So there I was just updating my website on my local server and I needed a bit of code from my old site. So I opened up my browser typed in boofly.com into the address bar, waited, and nothing but a message telling me "Forbidden", what the...?
My web host sent me a message that had been sent from PayPal claiming that my site was being used as a PayPal Phishing site. A group of hackers naming themselves the "Ramiki Team" had gained access to my site via an open directory exploit. They had managed to upload some files to my server and proceed to direct people to a page that looked just like Paypal's home page.
I have since shut down the open directory on my server and increased security on my site.
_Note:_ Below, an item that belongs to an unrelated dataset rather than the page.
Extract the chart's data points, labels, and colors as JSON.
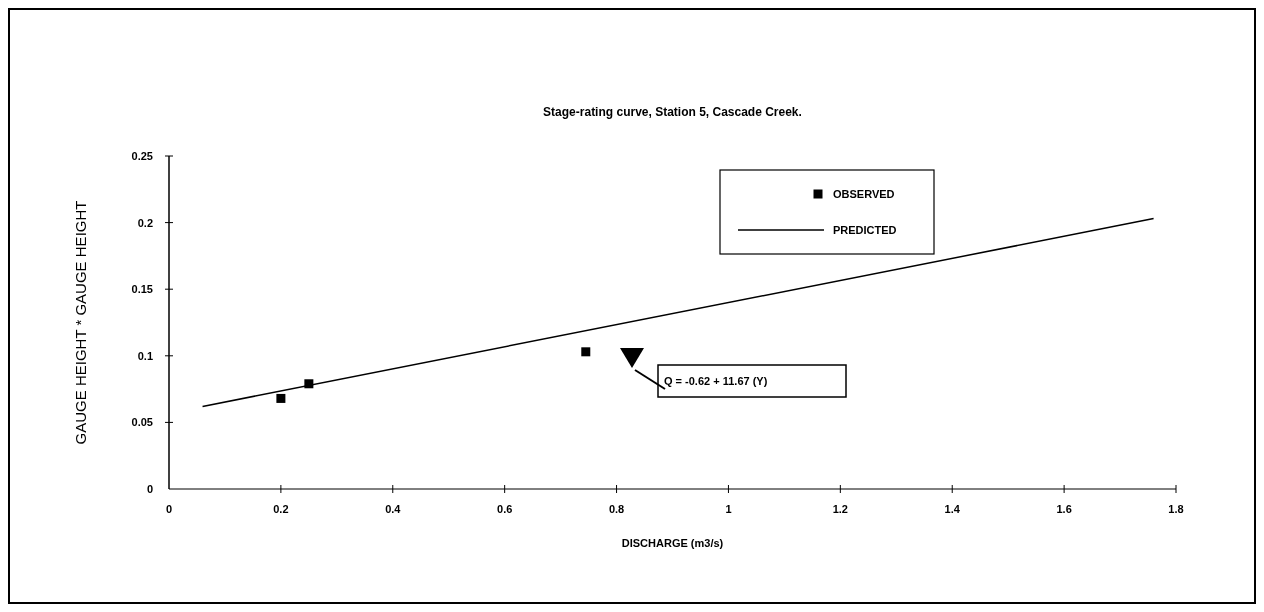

It took a total of 4 days to convince my webhost and PayPal to put my site back online and to my surprise when they did the hackers had replaced my index page.
On inspection of my logs I have since found out that the attack originated from Preilu, Preili, Latvia using the ISP AD Technology SIA. They originally gained access via an SSH shell probably using a brutforce attack to guess the user name and password. It is actually very simple to do this sort of attack on a server that has just used the default install settings on their system. In order to stop this sort of thing happening there are a number of steps that can be taken. You can change the listening port for SSH or you can restrict the amount of wrong user password combination come from the same IP in a given timeframe, among others.
If you run a web server or web host please check the security protocols you have in place. This is a big bad world we now live in and we have to protect ourselves in this harsh unforgiving virtual world.